The hardest part of relationships is knowing that you are sacrificing something.
Obviously, it is worth the sacrifice. If it wasn’t you wouldn’t do it.
You would move on, safe in the knowledge of the limits you’ll go to, to keep that particular hope or dream alive.
But when it is worth the sacrifice, it’s tough.
Even though you know you’d be missing out a thousand times over if you decided to leave the person you’re willing to make the sacrifice for, you still feel like you’re losing out, which is where I’m at now.
I love tattoodaddy.
I don’t want to spend my life with anyone else. And I have entertained the idea.
Especially on our “break”. It is easy to fantasize about new relationships when you’re alone at night.
But it always came back to him and it still does. We’ve fallen back into old life and I like the way we are.
We are a little more thoughtful of each other than before. There are more kind words. More “How are you?”s. More caring.
But still there is something little I am missing.
As the time goes on, more I’m getting used to it.
More I’m not feeling like I’m missing something and accepting this is how it will be and being truly ok with it.
Although when I see dresses and flowers and hairstyles. Romantic kisses and rings on fingers. Sometimes, sometimes – I get a pang of longing.
Tattoodaddy doesn’t want to get married.
There was a time when that would have been a dealbreaker. My parents have been married for 25 years this year. I was brought up in a family full of love who yes, fought (sometimes a lot) but they worked things out. They pushed through and here they are now.
He comes from a totally different scenario. And it’s no fault of his own (obviously) and I don’t blame his parents either. I can’t imagine his parents being together now as they just wouldn’t be happy. And an unhappy marriage is the worst thing for a child. His father has remarried and his mother has a wonderful partner.
But in saying that. His parents didn’t get married until he was 11. They are now divorced. Both sets of grandparents are divorced. He just has no faith in marriage. And he has no religious beliefs that compel him to put a ring on my finger and so, we will stay as we are.
Sometimes we talk about it. Make plans. He says “If it happens” or “maybe one day” and I can deal with that. If it happens, it will be amazing. If it doesn’t we have a wonderful relationship. With two beautiful children and I’m so grateful for that.

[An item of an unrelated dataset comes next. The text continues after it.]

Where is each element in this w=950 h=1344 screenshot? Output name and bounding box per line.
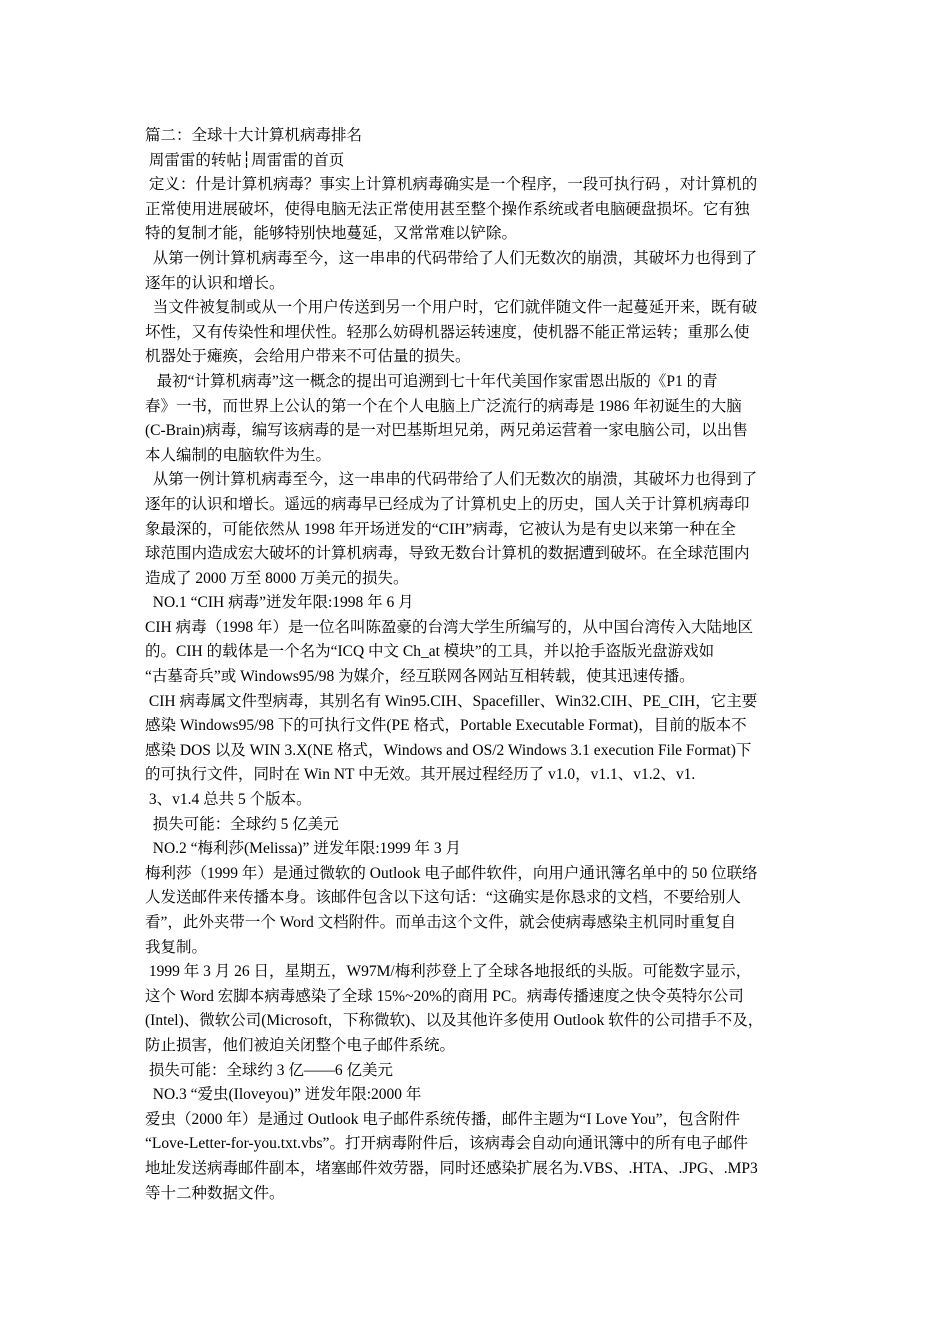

My biggest thing now, is changing the children’s last names. I want to hyphenate their name. If we were to get married, I would hyphenate my name. It’s something we used to argue a lot about, tattoodaddy and I. For people who have never really planned on getting married, we sure did argue a lot about what it would be and what would happen. He never wanted me to lose my name, because to him my name is a part of me, a part of the person he fell in love with. To me, him saying that just hurt. I didn’t understand what he meant. But after our break I do. And I do like who I am and I don’t want to change my name.
I would hyphenate it and so, I want to hyphenate the children’s names too.
This way, if we don’t get married, they have both of our last names – at the moment they only have tattoodaddy’s. And if we do get married one day, they’ll have the same as me.
It’s one of those things on the list to do when we have enough money to do it (the name change). One day it will happen.